New Japan Pro Wrestling in the mid-1970s was in a heated war with All Japan Pro Wrestling for superiority. Both promotions had weekly prime time shows on national television. While the popularity of the sport was not at the level it was during the Rikidozan boom, where matches with the Sharpe Brothers, Lou Thesz and The Destroyer did mind-boggling ratings, Inoki and his All Japan counterpart, Giant Baba, were as big or bigger sports stars at the time in their culture than Tom Brady, Stephen Curry or LeBron James would be today. Even to this day, polls in Japan of the ten most famous sports stars of the 20th century always have Baba, Inoki and Rikidozan listed in the top seven and all three were listed in a poll in 2000 in Japan, which was admittedly ridiculed for being among the 50 most influential people in the world of that century.

Baba, through his connections with the NWA, the dominant group of wrestling promoters at the time, was able to bring in the biggest American wrestling stars. At the time it was the concept of the American stars facing Baba, and his rising star tag team partner, Jumbo Tsuruta, that led to the most interest.

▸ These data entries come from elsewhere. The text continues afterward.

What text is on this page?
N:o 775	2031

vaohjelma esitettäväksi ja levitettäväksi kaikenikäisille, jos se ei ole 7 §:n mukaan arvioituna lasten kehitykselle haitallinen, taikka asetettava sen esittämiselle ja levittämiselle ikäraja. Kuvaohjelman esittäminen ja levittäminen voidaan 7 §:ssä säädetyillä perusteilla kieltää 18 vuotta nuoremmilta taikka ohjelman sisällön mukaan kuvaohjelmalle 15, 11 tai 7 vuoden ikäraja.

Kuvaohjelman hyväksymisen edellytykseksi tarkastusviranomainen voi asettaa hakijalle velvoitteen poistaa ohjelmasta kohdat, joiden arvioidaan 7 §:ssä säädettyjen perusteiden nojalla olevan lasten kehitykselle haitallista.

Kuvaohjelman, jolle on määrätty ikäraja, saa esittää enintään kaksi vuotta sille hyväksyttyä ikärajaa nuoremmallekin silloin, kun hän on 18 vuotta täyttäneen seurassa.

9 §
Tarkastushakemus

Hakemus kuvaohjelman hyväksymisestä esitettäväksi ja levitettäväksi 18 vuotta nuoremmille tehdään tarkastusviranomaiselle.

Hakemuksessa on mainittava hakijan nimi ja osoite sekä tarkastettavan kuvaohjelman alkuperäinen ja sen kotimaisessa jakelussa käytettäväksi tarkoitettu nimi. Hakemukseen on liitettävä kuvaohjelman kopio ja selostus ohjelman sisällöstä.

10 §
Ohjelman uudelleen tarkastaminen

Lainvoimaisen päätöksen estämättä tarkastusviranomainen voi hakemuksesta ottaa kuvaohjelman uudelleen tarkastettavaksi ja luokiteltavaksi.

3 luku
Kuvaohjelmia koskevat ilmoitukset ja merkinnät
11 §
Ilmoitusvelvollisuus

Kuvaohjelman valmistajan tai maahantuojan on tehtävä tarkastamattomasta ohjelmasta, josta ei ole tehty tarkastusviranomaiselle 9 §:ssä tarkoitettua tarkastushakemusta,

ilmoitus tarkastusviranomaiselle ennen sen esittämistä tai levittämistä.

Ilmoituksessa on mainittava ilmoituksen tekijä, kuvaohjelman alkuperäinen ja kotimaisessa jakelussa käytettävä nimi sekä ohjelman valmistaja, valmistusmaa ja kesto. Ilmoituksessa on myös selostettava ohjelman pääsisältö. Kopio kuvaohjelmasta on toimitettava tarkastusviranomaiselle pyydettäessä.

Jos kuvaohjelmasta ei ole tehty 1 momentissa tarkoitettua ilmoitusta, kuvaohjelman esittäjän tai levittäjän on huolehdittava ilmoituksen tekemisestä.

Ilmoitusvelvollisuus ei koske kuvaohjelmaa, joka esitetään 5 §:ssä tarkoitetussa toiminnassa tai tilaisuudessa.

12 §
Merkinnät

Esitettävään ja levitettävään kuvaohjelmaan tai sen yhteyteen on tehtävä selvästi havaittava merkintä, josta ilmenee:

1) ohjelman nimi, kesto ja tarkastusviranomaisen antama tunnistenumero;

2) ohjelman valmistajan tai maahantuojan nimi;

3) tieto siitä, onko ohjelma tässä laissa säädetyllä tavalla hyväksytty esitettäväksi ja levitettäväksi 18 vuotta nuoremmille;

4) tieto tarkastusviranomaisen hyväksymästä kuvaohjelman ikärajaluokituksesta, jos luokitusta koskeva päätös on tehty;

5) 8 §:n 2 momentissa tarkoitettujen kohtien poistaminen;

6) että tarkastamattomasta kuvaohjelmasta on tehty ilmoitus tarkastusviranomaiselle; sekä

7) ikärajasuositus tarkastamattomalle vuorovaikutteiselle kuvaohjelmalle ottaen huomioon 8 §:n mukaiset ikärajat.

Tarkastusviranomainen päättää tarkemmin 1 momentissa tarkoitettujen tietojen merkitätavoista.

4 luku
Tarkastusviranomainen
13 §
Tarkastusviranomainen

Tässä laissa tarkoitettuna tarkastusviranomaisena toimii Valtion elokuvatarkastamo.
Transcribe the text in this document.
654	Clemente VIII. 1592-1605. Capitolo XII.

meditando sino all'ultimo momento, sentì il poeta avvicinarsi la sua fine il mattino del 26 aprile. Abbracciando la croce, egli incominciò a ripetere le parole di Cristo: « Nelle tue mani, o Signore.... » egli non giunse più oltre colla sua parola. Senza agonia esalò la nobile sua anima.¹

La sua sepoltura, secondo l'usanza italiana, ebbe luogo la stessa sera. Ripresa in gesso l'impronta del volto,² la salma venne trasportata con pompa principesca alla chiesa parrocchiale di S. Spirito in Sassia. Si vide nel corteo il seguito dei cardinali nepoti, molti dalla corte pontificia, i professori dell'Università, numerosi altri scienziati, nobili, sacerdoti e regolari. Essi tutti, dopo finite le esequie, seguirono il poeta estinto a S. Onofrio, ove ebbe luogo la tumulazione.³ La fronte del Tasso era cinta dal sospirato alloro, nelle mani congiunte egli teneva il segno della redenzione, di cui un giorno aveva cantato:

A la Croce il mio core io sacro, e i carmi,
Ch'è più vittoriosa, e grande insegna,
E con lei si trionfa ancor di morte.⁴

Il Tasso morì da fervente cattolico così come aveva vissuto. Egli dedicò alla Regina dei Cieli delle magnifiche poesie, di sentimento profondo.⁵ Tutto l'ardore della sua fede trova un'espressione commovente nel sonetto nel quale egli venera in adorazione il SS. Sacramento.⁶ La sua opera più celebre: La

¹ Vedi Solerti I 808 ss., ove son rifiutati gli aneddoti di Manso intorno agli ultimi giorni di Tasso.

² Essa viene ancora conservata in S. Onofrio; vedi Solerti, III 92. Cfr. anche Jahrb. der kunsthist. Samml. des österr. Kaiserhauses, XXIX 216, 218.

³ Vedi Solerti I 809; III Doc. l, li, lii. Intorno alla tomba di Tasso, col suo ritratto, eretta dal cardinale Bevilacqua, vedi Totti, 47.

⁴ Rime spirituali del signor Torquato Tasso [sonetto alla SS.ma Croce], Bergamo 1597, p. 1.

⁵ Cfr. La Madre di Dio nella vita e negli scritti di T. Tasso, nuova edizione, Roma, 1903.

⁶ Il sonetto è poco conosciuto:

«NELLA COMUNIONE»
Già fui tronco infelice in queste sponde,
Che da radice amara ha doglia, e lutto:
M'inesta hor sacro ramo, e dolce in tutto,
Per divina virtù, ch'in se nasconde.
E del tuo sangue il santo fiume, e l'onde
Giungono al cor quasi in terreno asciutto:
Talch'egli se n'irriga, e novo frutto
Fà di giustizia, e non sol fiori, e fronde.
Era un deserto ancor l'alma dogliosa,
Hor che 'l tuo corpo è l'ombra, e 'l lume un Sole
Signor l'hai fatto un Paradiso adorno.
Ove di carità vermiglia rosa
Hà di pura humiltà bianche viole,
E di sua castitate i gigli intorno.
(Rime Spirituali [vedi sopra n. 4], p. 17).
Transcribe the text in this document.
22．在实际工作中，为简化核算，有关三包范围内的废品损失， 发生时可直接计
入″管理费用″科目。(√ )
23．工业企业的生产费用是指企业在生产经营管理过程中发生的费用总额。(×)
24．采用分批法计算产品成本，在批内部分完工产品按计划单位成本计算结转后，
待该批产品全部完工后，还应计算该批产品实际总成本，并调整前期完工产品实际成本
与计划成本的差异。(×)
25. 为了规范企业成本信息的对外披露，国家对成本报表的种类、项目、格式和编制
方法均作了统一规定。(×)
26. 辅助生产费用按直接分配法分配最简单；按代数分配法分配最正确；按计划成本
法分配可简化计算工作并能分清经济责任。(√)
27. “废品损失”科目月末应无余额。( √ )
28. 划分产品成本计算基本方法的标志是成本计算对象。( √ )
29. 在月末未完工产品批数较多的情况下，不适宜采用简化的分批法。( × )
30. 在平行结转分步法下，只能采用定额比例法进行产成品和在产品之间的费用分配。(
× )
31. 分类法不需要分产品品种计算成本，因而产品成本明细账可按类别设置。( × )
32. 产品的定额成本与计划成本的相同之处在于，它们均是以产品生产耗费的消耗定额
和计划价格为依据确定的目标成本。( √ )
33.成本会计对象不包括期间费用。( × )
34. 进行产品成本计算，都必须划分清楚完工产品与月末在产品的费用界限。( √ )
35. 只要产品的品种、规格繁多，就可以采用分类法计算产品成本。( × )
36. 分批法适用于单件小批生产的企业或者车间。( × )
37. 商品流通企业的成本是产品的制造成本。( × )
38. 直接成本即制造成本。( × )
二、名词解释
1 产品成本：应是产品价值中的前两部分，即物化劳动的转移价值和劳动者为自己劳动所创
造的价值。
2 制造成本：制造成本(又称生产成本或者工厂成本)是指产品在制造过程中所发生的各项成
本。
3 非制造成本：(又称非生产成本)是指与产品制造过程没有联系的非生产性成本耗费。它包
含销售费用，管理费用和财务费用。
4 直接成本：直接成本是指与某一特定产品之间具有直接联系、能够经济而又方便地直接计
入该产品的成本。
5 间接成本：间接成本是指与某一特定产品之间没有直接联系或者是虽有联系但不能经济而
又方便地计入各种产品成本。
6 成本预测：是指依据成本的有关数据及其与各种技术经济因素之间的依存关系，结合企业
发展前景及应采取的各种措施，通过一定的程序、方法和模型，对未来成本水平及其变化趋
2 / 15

Inoki, blocked from mainstream talent, had to create his own stars, such as his big rival Tiger Jeet Singh, or dream matches with the likes of IWE champion Shozo Kobayashi and Korean legend Kintaro Oki.

One of the most famous aspects of the war was after Inoki did a legendary 60:00 draw with Billy Robinson in 1975, which many consider the greatest match of the era. Baba then contacted Robinson and offered him the biggest contract up to that point in time in pro wrestling history to jump sides. However, Baba didn’t use that deal to build Robinson. Robinson had never lost via pinfall in a singles match in Japan and was a household name prior to the Inoki match from his late '60s run with the IWE as world champion. Instead, Baba, who, unlike Inoki, always put business before ego, insisted that Robinson lose cleanly to him, losing two of three falls, in their first meeting. Many have second-guessed that decision, not the idea that Baba had an ego like Inoki, but because Baba felt it was important for All Japan to show he was the superior wrestler to Inoki. A decade later, things were different. When Baba signed Stan Hansen, who was Inoki’s big rival, even though Hansen had lost to Inoki, Baba protected Hansen and Hansen became to be generally considered as the biggest American star in Japanese wrestling history.

When Inoki signed Bruiser Brody, who was, with Hansen, one of Baba’s two biggest stars and who Baba at the time avoided beating, it was Inoki’s insistence on getting the first win over Brody (which Brody refused to do, always saying for business that he should get the first win and Inoki should win the rematch), which led to that relationship falling apart.

Inoki & Baba started together, with Oki, as the three people Rikidozan picked to follow him as the biggest stars in wrestling. Inoki and Baba both debuted on September 30, 1960. They wrestled many times when both were starting out. Baba won every one of those matches.